A cross-party group of MPs and peers has welcomed the news that NHS England is planning to spend more money on children’s hospices – and has recognised children’s palliative care as an important priority in its new Long Term Plan.
The new funding could be worth up to £25million per year if local NHS clinical commissioning groups (CCGs) match the additional £7million per year that NHS England is willing to spend on children’s hospices. The news follows a call by the All-Party Parliamentary Group (APPG) for Children Who Need Palliative Care, which asked Ministers to invest more in services after its inquiry into the Government’s end of life care choice commitment for children.
Children’s hospices currently receive an £11million grant from NHS England. These vital services help to widen the choices that seriously ill children and their families can make about how and where they receive their care. They can also reduce unplanned, emergency admissions to hospital and give families regular, much-needed breaks from caring.
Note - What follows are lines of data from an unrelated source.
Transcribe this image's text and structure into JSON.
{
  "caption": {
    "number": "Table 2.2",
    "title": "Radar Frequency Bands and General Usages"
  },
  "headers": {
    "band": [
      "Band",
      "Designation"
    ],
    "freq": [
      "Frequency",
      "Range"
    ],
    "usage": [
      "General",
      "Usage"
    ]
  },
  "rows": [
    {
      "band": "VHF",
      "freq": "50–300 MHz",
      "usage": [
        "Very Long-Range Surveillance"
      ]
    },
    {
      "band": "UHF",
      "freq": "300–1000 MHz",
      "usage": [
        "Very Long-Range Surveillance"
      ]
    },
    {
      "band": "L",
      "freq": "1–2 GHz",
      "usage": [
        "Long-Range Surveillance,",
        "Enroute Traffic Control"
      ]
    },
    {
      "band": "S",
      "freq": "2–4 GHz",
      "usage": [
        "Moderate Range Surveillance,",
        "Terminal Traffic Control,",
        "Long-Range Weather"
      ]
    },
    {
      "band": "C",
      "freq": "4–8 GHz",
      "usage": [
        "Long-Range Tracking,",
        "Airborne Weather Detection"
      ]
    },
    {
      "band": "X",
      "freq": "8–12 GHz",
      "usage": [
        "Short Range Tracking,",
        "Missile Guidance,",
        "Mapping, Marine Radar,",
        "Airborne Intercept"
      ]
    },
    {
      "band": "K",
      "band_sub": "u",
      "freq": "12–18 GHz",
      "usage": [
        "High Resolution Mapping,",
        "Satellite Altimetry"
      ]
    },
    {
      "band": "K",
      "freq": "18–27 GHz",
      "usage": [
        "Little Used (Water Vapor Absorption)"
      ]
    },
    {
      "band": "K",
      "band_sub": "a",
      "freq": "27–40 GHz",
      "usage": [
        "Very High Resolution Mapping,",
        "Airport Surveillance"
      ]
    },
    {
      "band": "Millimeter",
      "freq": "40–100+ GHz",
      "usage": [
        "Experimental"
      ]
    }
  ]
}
Welcoming the announcement, Dr Caroline Johnson, Conservative MP for Sleaford and North Hykeham and Co-Chair of the APPG, said:
‘This is excellent news for children with life-limiting conditions, their families and the children’s hospices that provide them with crucial palliative care. I thank Health and Social Care Secretary Matt Hancock, Care Minister Caroline Dinenage and NHS England Chief Executive Simon Stevens for listening to the APPG and to the voices of children, families and services across England. The extra money will make a big difference to some of the most vulnerable children in our society. I call on the government to go further by developing a funded children’s palliative care strategy as part of the new NHS long-term plan. This should provide a long-term, sustainable footing for NHS hospital and community-based services and other children’s palliative care charities.’
Catherine McKinnell, Labour MP for Newcastle North and Co-Chair of the APPG, said:
‘This additional money will help children’s hospices like St Oswald’s in Newcastle to meet the needs of the growing number of seriously ill children, who have a range of increasingly complex life-limiting and life-threatening conditions. To make sure that they are able to meet their end of life care commitment, I call on Ministers to fully implement the APPG’s recommendations, and use next year’s Spending Review to make sure that local authorities also have the money they need to sustainably fund the social care that children with life-limiting conditions and their families rely on.’